Currently I am stuck. Stuck in the same place I have been many times, over and over, but with work being less understanding or caring and with me more frustrated than ever before! I need to get on with my life, and manage whatever it is I can. I know family is more important than a job but I want to have that opportunity!

Today I have turned off my stimulator to see how I am without it. Mike, the St Jude's rep, suggested this back in November when he saw that I was generally down about it all. Well, all I know is that the stim definitely does something! Today I have exhausted, pressure in the back of my head and far more dizzy. 
At least I know it has been worth it for a little relief. I just need more relief to be able to believe I can control the worse pain better and therefore function when I need to. I also need this added abdomen pain and battery flipping issue to stop!
When will this all end!!??


  1. Thus all sounds so distressing. You are very brave to continue working yet staying home with the pain might be more depressing. I look forward to reading how you resolve this x situation.

  2. Thank you. I don't feel very brave and am sure the stress has massive impact on my ON.
    I am pretty good at keeping busy and finding a purpose to life, so no doubt I would be less depressed at home!

  3. Dear unluckygal,

    My name is Kevin and I live in Chicago. I have occipital neuralgia starting very mild in 2004 but becoming disabling in 2010, causing me to leave a career that I loved as a Director of Research & Development for a large electronic communications company.I have recently found your blog, but I am only at August of 2014 in my reading. However, I jumped ahead to this most recent entry to see how you were doing. Not so good, I see. I had frightening symptoms very similar to yours', but have been able to get them somewhat under control. I have had over 100 needle-based procedures since 2004 (most having been done since 2010.

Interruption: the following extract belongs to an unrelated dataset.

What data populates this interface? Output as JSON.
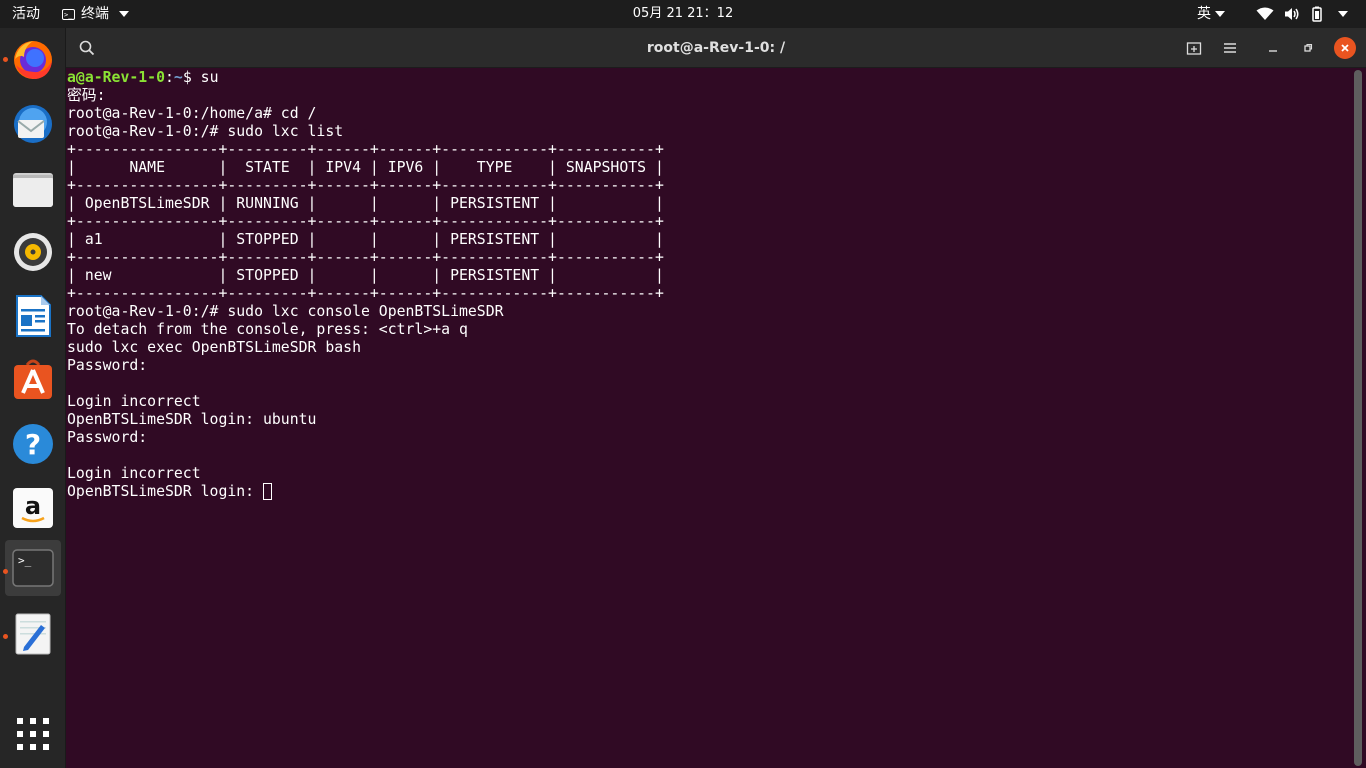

    You sound so desperate, and as I have been there, I wanted to make a quick suggestion that has been very effective for me. Twice each week I take 30 mg of prednisone (three 10 mg tablets, also very cheap, < $10). Anywhere from 8 to 24 hours later my pain is cut in half for about 24 - 36 hours. It is a powerful anti-inflammatory, and presumably reduces inflammation around the C2 & C3 nerve ganglion, bringing pretty remarkable relief, at least for me. Knowing that I have this source of relief available is very calming for my outlook on life. And there is flexibility regarding the days that I take it, which allows me to time it to be "good" for important events. I would think you could take it on Sunday to get you good for Monday/Tuesday at school, and Wednesday to get you through the rest of the school week.

    You will need to see a rheumatologist to get a script written. Most medical professionals have a knee-jerk reaction about taking prednisone on an ongoing basis, and recommend against it. And you will read all kinds of warnings about it, but my Rheumatologist tells me that 60 mg per week is very low dose and he has had rheumatoit arthritis patients on it for decades without issue at this dose. You'l need to get a bone "dexiscan" when you begin taking it to establish a bone density benchmark that is repeated every two years. I have been on it for 3 years with zero change in bone density. If you are interested in discussing this offline by email I'm sure that we can find a way to exchange emails. Empathetically Yours, Kevin

    1. Thanks Kevin. I really appreciate all your thoughts and advise. Nice of you to take the time to fill me in on your own situation and I am sorry you have had to leave your job previously.
      As I am awaiting surgery for the implant to be replaced and therefore it should work as intended, I will wait and give that a chance first. However, if I need to know more in the future, I appreciate that you would be willing to explain more about the Prednisone medication.
      I hope things are still good for you. Take care.
      I am so pleased my blog has taken your interest. Enjoy.